Город Остров Псковской области. Река Великая омывает островок, где стоит храм шестнадцатого века, руины старинной крепости. С берегами его соединяют два висячих моста, построенных при царе Николае I. Пишу перекаты Слобожихи, правого рукава реки. На другом берегу трое мужичков «давят» пластиковую бутылку самогонки и изредка сдавленно блажат: "ЭЭЭЭ..." Через час понимаю, что это мне. Видимо, никак не могут вспомнить, как ко мне обратиться. Ещё через час один сообразил и радостно кричит: "ЭЭЭ... художник, нарисуй нас!"

В деревне Усово пишу на берегу речки Утрои, тихой чудной речки, где плавают жёлтые кубышки и белые кувшинки, водятся щуки и караси. Стою под насыпью железнодорожного моста, рядом останки старой переправы военного времени, на дне реки: эхо войны, местные пацаны иногда вылавливают ржавые каски. Наверху по шпалам идёт железнодорожник, серьёзный и подозрительный. Долго изучает меня, не может понять, что я за диверсант со странным оборудованием. Следом идёт другой путейщик, жизнерадостный, издали завидев меня радостно кричит: "А какого ты ... рисуешь?" Ловко, как припев популярной песни, заворачивает виртуозный матюк. Я отвечаю ему, стараясь как можно точнее воспроизвести витиеватую интонацию "припева". Он радуется, кивает в ответ и удовлетворённо меня разглядывает.

Пишу в огороде на даче подсолнухи. Старая, немощная баба Шура, бывшая в молодости весёлой пересмешницей, щёлкальщицей семечек, знатоком деревенской непотребщины, в минуты просветления вспоминающая особо неприличную частушку, подходящую к данному эпизоду жизни, увидев мою картину, становится серьёзной и подтянутой, набирает в старческие лёгкие воздух и громко мне декламирует: "Подсолнух высокий и в небе далёком над степью летит самолёт..." "А дальше, баба Шура?" "А дальше яйца не пускают!"  Встречая каждую мою новую картину, восклицает: "Какой специалист!" Обращается к моей жене: "Такого специалиста в губы надо целовать!"
 
За всю жизнь Шура ни разу не была в Пскове, зато в молодости  ездила в гости в Ленинград.
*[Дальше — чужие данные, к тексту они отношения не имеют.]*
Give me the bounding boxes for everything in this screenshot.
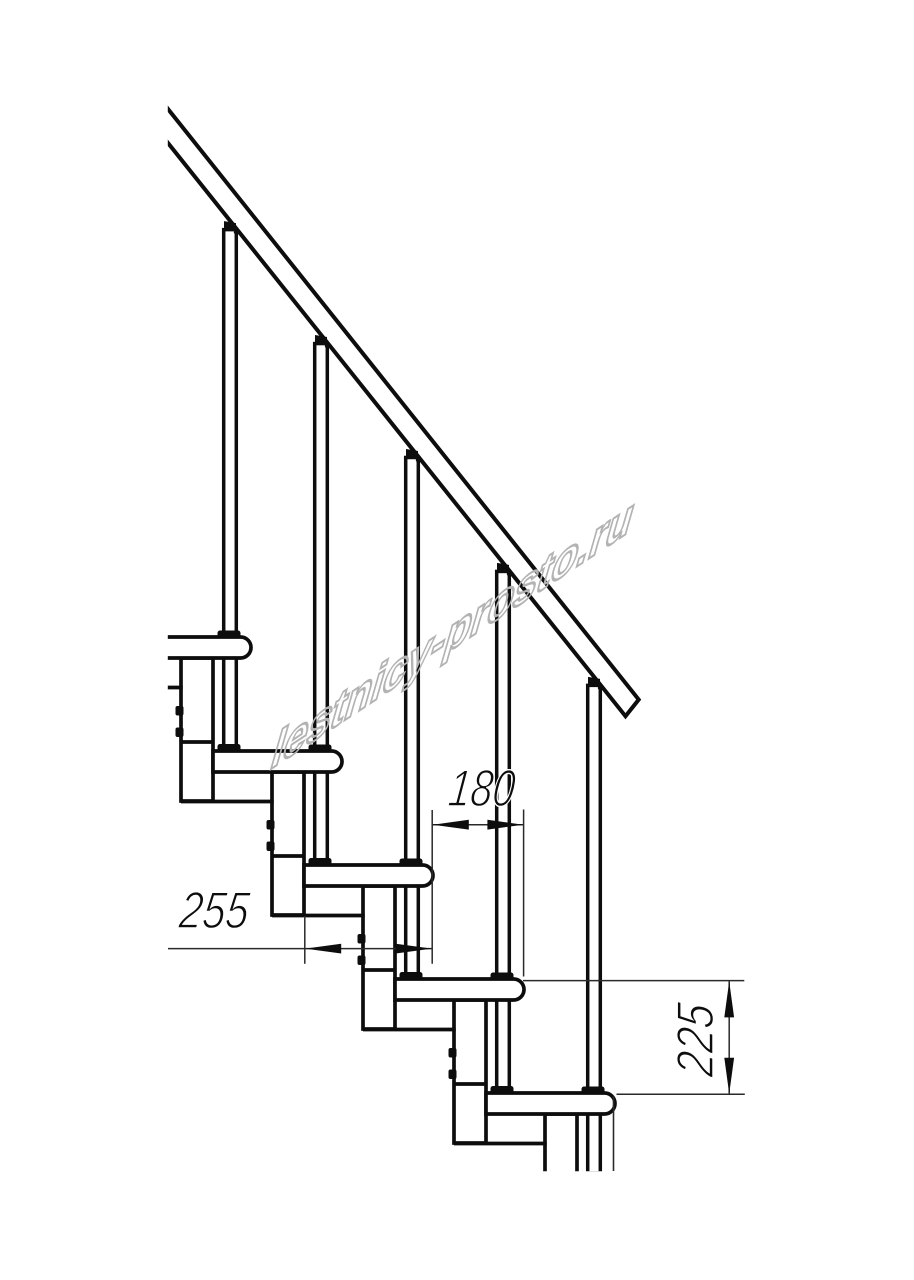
svg-text:180: 180 [446, 760, 519, 818]
svg-text:255: 255 [176, 882, 253, 940]
svg-text:225: 225 [667, 1000, 725, 1080]
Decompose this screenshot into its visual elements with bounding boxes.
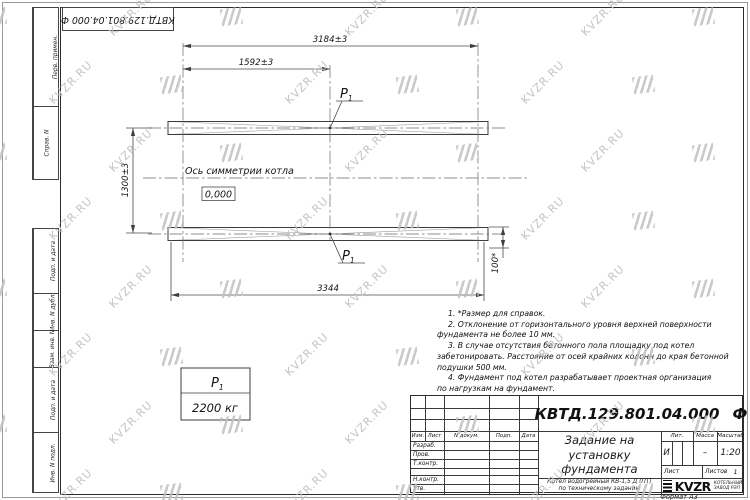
tb-row-utv: Утв.	[413, 486, 425, 492]
drawing-sheet: Перв. примен. Справ. N Подп. и дата Инв.…	[0, 0, 750, 500]
axis-symmetry-label: Ось симметрии котла	[185, 166, 294, 177]
tb-lit-value: И	[661, 448, 672, 458]
tb-doc-subtitle: Котел водогрейный КВ-1,5 Д (ПТ) по техни…	[538, 478, 661, 494]
note-line: 2. Отклонение от горизонтального уровня …	[437, 320, 733, 331]
note-line: 1. *Размер для справок.	[437, 309, 733, 320]
tb-col-podp: Подп.	[489, 433, 519, 439]
tb-designation-suffix: Ф	[733, 405, 748, 423]
beam-diagonals	[168, 122, 488, 241]
tb-company-cell: KVZR КОТЕЛЬНЫЙ ЗАВОД РЭП	[661, 478, 744, 494]
load-label-bottom: P1	[342, 249, 355, 265]
title-block: Изм. Лист N докум. Подп. Дата Разраб. Пр…	[410, 395, 743, 493]
load-point-bottom: P1	[329, 233, 365, 265]
tb-designation: КВТД.129.801.04.000 Ф	[538, 396, 744, 431]
tb-row-tkontr: Т.контр.	[413, 461, 438, 467]
tb-mass-label: Масса	[693, 433, 717, 439]
dim-3344: 3344	[317, 284, 339, 294]
kvzr-hatch-icon	[663, 480, 672, 492]
tb-row-prov: Пров.	[413, 452, 430, 458]
tb-sheet-label: Лист	[664, 468, 679, 475]
level-mark: 0,000	[205, 190, 232, 201]
load-table-value: 2200 кг	[192, 401, 239, 415]
dimension-lines	[126, 46, 509, 301]
tb-row-nkontr: Н.контр.	[413, 477, 439, 483]
tb-mass-value: –	[693, 448, 717, 458]
dim-100: 100*	[491, 252, 501, 273]
tb-row-razrab: Разраб.	[413, 443, 436, 449]
dim-1300: 1300±3	[121, 163, 131, 198]
technical-notes: 1. *Размер для справок. 2. Отклонение от…	[437, 309, 733, 395]
tb-col-list: Лист	[425, 433, 444, 439]
tb-scale-label: Масштаб	[717, 433, 744, 439]
format-label: Формат А3	[640, 493, 718, 500]
note-line: забетонировать. Расстояние от осей крайн…	[437, 352, 733, 363]
note-line: подушки 500 мм.	[437, 363, 733, 374]
foundation-beams	[168, 122, 488, 241]
load-point-top: P1	[329, 87, 363, 129]
tb-col-data: Дата	[519, 433, 538, 439]
tb-col-ndokum: N докум.	[444, 433, 489, 439]
note-line: фундамента не более 10 мм.	[437, 330, 733, 341]
note-line: 4. Фундамент под котел разрабатывает про…	[437, 373, 733, 384]
load-table: P1 2200 кг	[181, 368, 250, 420]
dim-1592: 1592±3	[239, 58, 274, 68]
tb-scale-value: 1:20	[717, 448, 744, 458]
company-name: КОТЕЛЬНЫЙ ЗАВОД РЭП	[714, 481, 743, 491]
dim-3184: 3184±3	[313, 35, 348, 45]
note-line: по нагрузкам на фундамент.	[437, 384, 733, 395]
center-axes	[143, 43, 528, 262]
load-table-symbol: P1	[211, 376, 224, 392]
note-line: 3. В случае отсутствия бетонного пола пл…	[437, 341, 733, 352]
load-label-top: P1	[340, 87, 353, 103]
tb-lit-label: Лит.	[661, 433, 693, 439]
tb-sheets-label: Листов	[705, 468, 727, 475]
tb-col-izm: Изм.	[411, 433, 425, 439]
kvzr-logo: KVZR	[675, 479, 711, 494]
tb-sheets-value: 1	[729, 468, 742, 476]
tb-doc-title: Задание на установку фундамента	[538, 432, 661, 478]
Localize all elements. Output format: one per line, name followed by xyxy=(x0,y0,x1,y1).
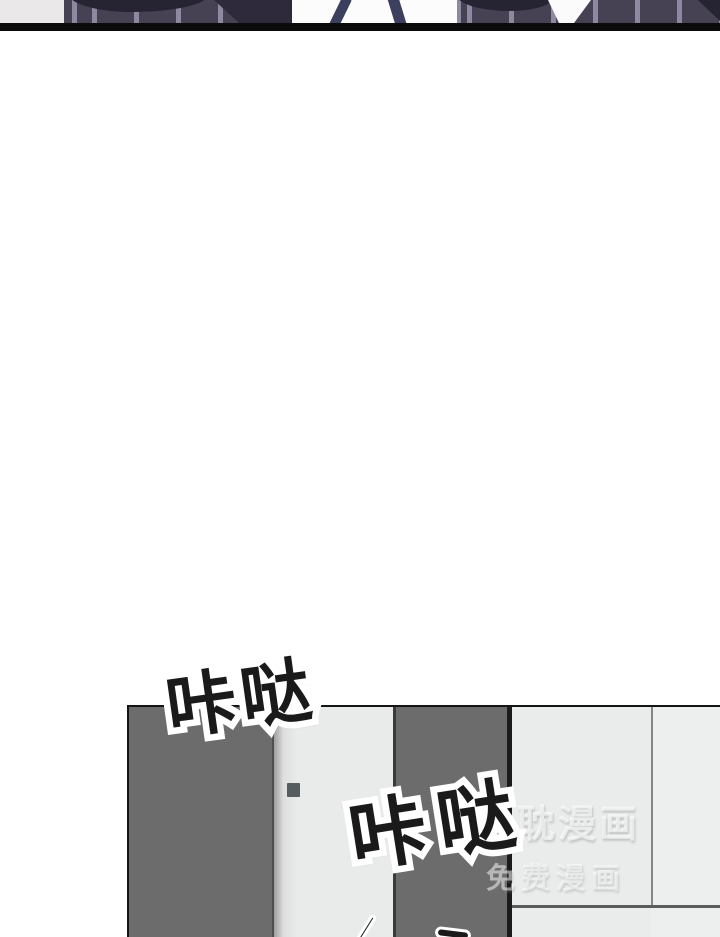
suit-shadow xyxy=(683,0,720,21)
panel-border-line xyxy=(0,23,720,31)
white-shirt xyxy=(292,0,457,23)
sfx-kada-1: 咔哒 xyxy=(162,654,320,744)
suit-shadow xyxy=(194,0,294,23)
shirt-gap xyxy=(543,0,593,23)
pinstripe-suit-right xyxy=(457,0,720,23)
suit-shadow xyxy=(457,0,552,11)
door-handle xyxy=(287,783,300,797)
top-comic-panel xyxy=(0,0,720,31)
door-edge-shading xyxy=(272,707,283,937)
suspender-strap-left xyxy=(328,0,352,23)
comic-page: 咔哒 咔哒 兔耽漫画 免费漫画 xyxy=(0,0,720,937)
watermark-tagline: 免费漫画 xyxy=(486,855,640,897)
wall-right-section xyxy=(653,707,720,937)
suspender-strap-right xyxy=(387,0,407,23)
wall-seam-horizontal xyxy=(512,905,720,908)
background-wall-corner xyxy=(0,0,64,23)
pinstripe-suit-left xyxy=(64,0,294,23)
suit-shadow xyxy=(68,0,208,12)
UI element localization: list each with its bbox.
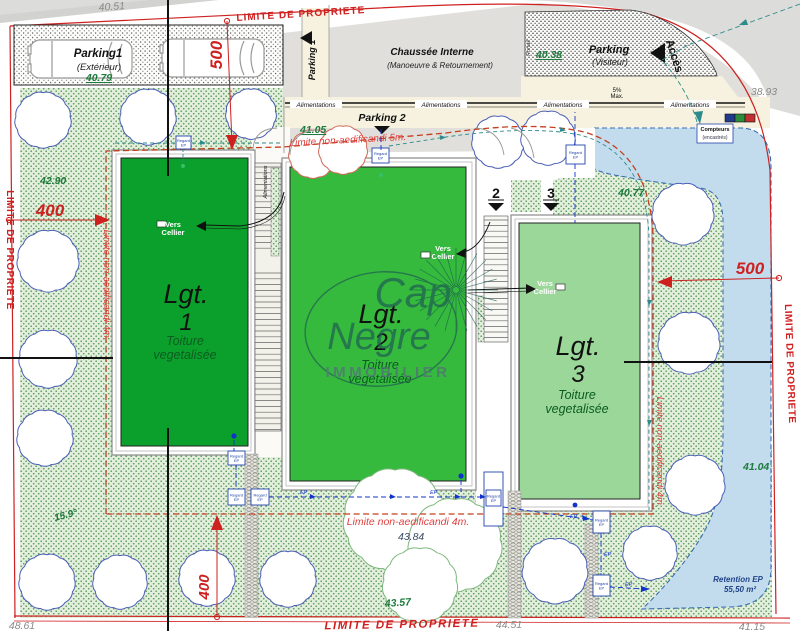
svg-text:EP: EP <box>599 522 605 527</box>
svg-text:55,50 m²: 55,50 m² <box>724 585 756 594</box>
svg-text:EP: EP <box>430 490 438 496</box>
svg-text:EP: EP <box>234 497 240 502</box>
svg-text:Alimentations: Alimentations <box>263 165 269 199</box>
svg-text:Cap: Cap <box>374 269 451 316</box>
svg-text:43.57: 43.57 <box>383 596 412 610</box>
svg-text:Portail: Portail <box>526 39 532 55</box>
svg-text:500: 500 <box>207 40 226 69</box>
svg-text:42.90: 42.90 <box>39 175 66 187</box>
svg-text:Parking1: Parking1 <box>74 48 123 60</box>
svg-text:Toiture: Toiture <box>558 388 596 402</box>
svg-text:LIMITE DE PROPRIETE: LIMITE DE PROPRIETE <box>324 618 479 631</box>
svg-text:Compteurs: Compteurs <box>700 127 729 133</box>
svg-text:44.51: 44.51 <box>496 619 522 631</box>
svg-text:IMMOBILIER: IMMOBILIER <box>326 364 451 381</box>
svg-text:Chaussée Interne: Chaussée Interne <box>390 47 474 58</box>
svg-text:Cellier: Cellier <box>162 228 185 237</box>
svg-text:(encastrés): (encastrés) <box>702 135 727 141</box>
svg-text:EP: EP <box>257 497 263 502</box>
svg-text:400: 400 <box>35 201 65 220</box>
svg-text:1: 1 <box>179 309 192 336</box>
svg-text:500: 500 <box>736 259 765 278</box>
svg-text:Parking 1: Parking 1 <box>307 40 317 81</box>
svg-text:Limite non-aedificandi 4m.: Limite non-aedificandi 4m. <box>654 397 665 508</box>
svg-text:EP: EP <box>234 458 240 463</box>
svg-text:Alimentations: Alimentations <box>420 102 461 109</box>
svg-text:EP: EP <box>491 498 497 503</box>
svg-text:Limite non-aedificandi 4m.: Limite non-aedificandi 4m. <box>347 516 470 528</box>
svg-text:Limite non-aedificandi 4m.: Limite non-aedificandi 4m. <box>101 230 112 341</box>
svg-text:LIMITE DE PROPRIETE: LIMITE DE PROPRIETE <box>4 190 15 310</box>
svg-text:40.51: 40.51 <box>98 0 125 14</box>
svg-text:EP: EP <box>573 155 579 160</box>
svg-text:3: 3 <box>547 185 555 201</box>
svg-text:EP: EP <box>300 490 308 496</box>
svg-text:vegetalisée: vegetalisée <box>545 402 608 416</box>
svg-text:41.04: 41.04 <box>742 461 769 473</box>
svg-text:EP: EP <box>570 514 578 520</box>
svg-text:40.38: 40.38 <box>535 49 562 61</box>
svg-text:EP: EP <box>599 586 605 591</box>
svg-text:Parking 2: Parking 2 <box>358 112 405 124</box>
svg-text:Parking: Parking <box>589 44 630 56</box>
svg-text:40.77: 40.77 <box>617 187 645 199</box>
svg-text:Retention EP: Retention EP <box>713 575 763 584</box>
svg-text:Lgt.: Lgt. <box>163 279 208 309</box>
svg-text:Toiture: Toiture <box>166 334 204 348</box>
svg-text:Alimentations: Alimentations <box>542 102 583 109</box>
svg-text:Cellier: Cellier <box>432 252 455 261</box>
svg-text:(Manoeuvre & Retournement): (Manoeuvre & Retournement) <box>387 61 493 70</box>
svg-text:3: 3 <box>571 361 585 388</box>
svg-text:400: 400 <box>196 574 213 601</box>
svg-text:(Visiteur): (Visiteur) <box>592 57 628 67</box>
svg-text:EP: EP <box>625 582 633 588</box>
svg-text:40.79: 40.79 <box>85 72 112 84</box>
svg-text:EP: EP <box>604 552 612 558</box>
svg-text:43.84: 43.84 <box>398 531 424 543</box>
svg-text:Negre: Negre <box>327 316 431 358</box>
svg-text:38.93: 38.93 <box>751 86 777 98</box>
svg-text:Max.: Max. <box>610 94 623 100</box>
svg-text:Alimentations: Alimentations <box>295 102 336 109</box>
svg-text:48.61: 48.61 <box>9 620 35 631</box>
svg-text:EP: EP <box>378 156 384 161</box>
svg-text:2: 2 <box>492 185 500 201</box>
svg-text:EP: EP <box>181 143 187 148</box>
svg-text:Lgt.: Lgt. <box>555 331 600 361</box>
svg-text:41.15: 41.15 <box>739 621 765 631</box>
svg-text:vegetalisée: vegetalisée <box>153 348 216 362</box>
svg-text:Cellier: Cellier <box>534 287 557 296</box>
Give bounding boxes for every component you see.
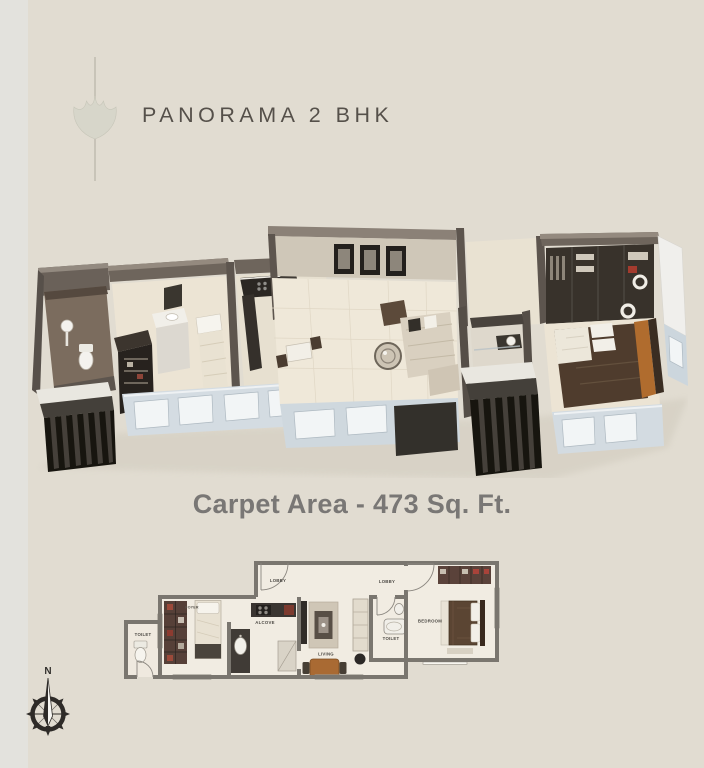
label-lobby-right: LOBBY [379, 579, 395, 584]
carpet-area-text: Carpet Area - 473 Sq. Ft. [0, 489, 704, 520]
render-lobby-corridor [456, 228, 548, 328]
render-bedroom-right [540, 232, 664, 414]
floor-plan-3d-render [28, 218, 688, 478]
label-toilet-left: TOILET [135, 632, 152, 637]
fan-leaf-icon [74, 57, 117, 181]
label-foyer: FOYER [185, 606, 199, 610]
render-duct-louver-left [36, 382, 116, 472]
page-title: PANORAMA 2 BHK [142, 103, 393, 128]
floor-plan-2d: TOILET FOYER ALCOVE LOBBY LOBBY LIVING T… [123, 556, 503, 686]
render-toilet-left [32, 263, 116, 400]
compass-graphic [26, 678, 70, 736]
page-left-margin-strip [0, 0, 28, 768]
brand-logo [60, 55, 130, 185]
compass-rose: N [18, 656, 78, 758]
compass-north-label: N [44, 666, 51, 677]
label-alcove: ALCOVE [255, 620, 274, 625]
wall-art-frames [334, 244, 406, 276]
label-toilet-mid: TOILET [383, 636, 400, 641]
render-living-room [268, 226, 460, 406]
label-living: LIVING [318, 652, 334, 657]
label-lobby-left: LOBBY [270, 578, 286, 583]
label-bedroom: BEDROOM [418, 619, 442, 624]
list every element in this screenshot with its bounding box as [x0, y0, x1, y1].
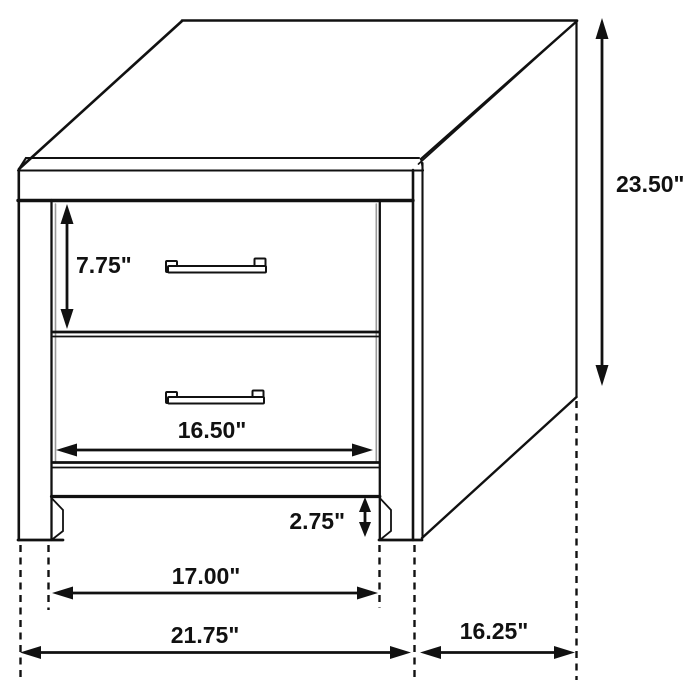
- dim-arrow-floor-clearance: [359, 497, 371, 537]
- nightstand-side-panel: [422, 21, 577, 538]
- dimension-label-overall-height: 23.50": [616, 173, 684, 196]
- dim-arrow-drawer-height: [61, 204, 74, 329]
- dim-arrow-overall-height: [596, 18, 609, 386]
- dimension-diagram: 7.75" 23.50" 16.50" 2.75" 17.00" 21.75" …: [0, 0, 700, 700]
- dimension-label-overall-width: 21.75": [171, 624, 239, 647]
- dimension-label-floor-clearance: 2.75": [289, 510, 345, 533]
- dimension-label-leg-inner-span: 17.00": [172, 565, 240, 588]
- dimension-label-drawer-width: 16.50": [178, 419, 246, 442]
- nightstand-line-art: [0, 0, 700, 700]
- dim-arrow-overall-depth: [420, 646, 575, 659]
- dimension-label-overall-depth: 16.25": [460, 620, 528, 643]
- drawer-2-handle-icon: [166, 391, 264, 404]
- nightstand-front-frame: [18, 170, 422, 540]
- dimension-label-drawer-height: 7.75": [76, 254, 132, 277]
- drawer-1-handle-icon: [166, 259, 266, 273]
- nightstand-top-surface: [18, 21, 577, 171]
- dim-arrow-drawer-width: [56, 444, 373, 457]
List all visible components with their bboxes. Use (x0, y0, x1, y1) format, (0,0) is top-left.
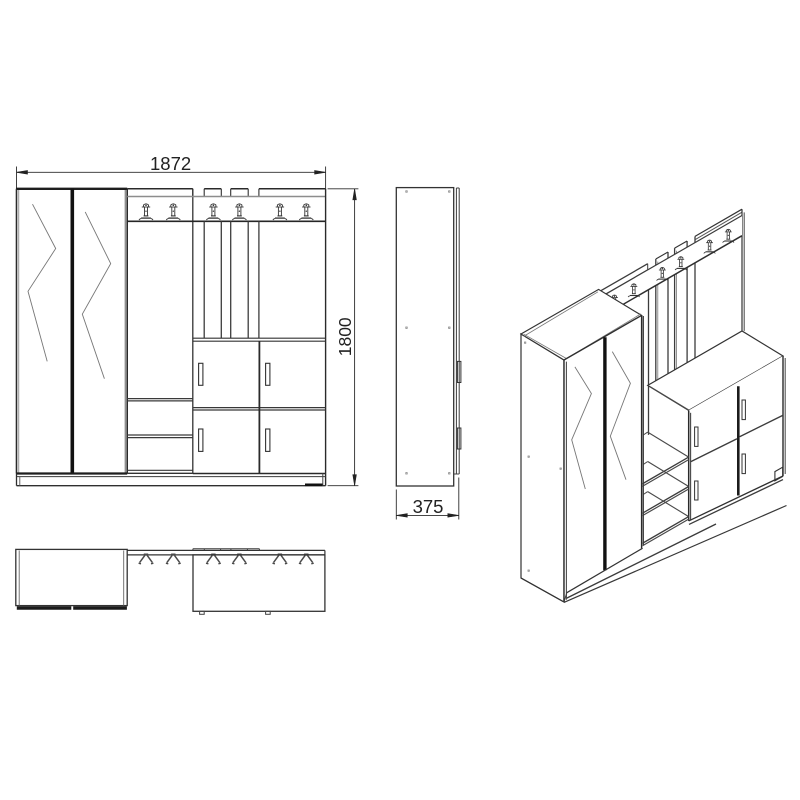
svg-text:375: 375 (413, 496, 444, 517)
svg-text:1800: 1800 (335, 317, 355, 356)
svg-text:1872: 1872 (150, 153, 191, 174)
Спрашиваю её: "Понравился Питер? Дворцы, мосты, набережные?" "Дворцов не помню, а в комнату смеха ходила, в магазине кофту жёлтую купила, такую красивую, броскую, что милый из-за горы уссытся!"

Баба Шура сидит одна на своей кровати, на тумбочке старая фотография её и покойного мужа, где они, молодые, красивые, улыбаются друг другу, подняв гранёные рюмки для тоста. На кровати разбросаны недовязанные круглые половички из полос разноцветных тряпок. Смотрит в окошко - поздняя осень, слякоть, старость и одиночество.  Долго сидит, глядит, потом тихо говорит: "Дож, на ... вошь". Подхожу к ней. Она уже веселее: "Дож с градом, две вши рядом..."

Идут мимо соседи, провожает их взглядом и задумчиво говорит: "Вот пошли наши дружки, лишь бЯлеются мЯшки..."

Отдельная история, как Шура ест. Сначала её долго приходится зазывать "ись". Она не торопится: "Что же мне на полЕшню(1)?" Садится за стол, пробует горячий суп: "ОжгА(2)!" Ест, полтарелки на коленях и полу. Поевши, говорит: "В окАт(3)!" Потом хитро смотрит: "Отнесите вы его, не обделал бы кого!" Сытая, сидит на кровати перед телевизором, бормочет: "Большая сыть пузо дерё".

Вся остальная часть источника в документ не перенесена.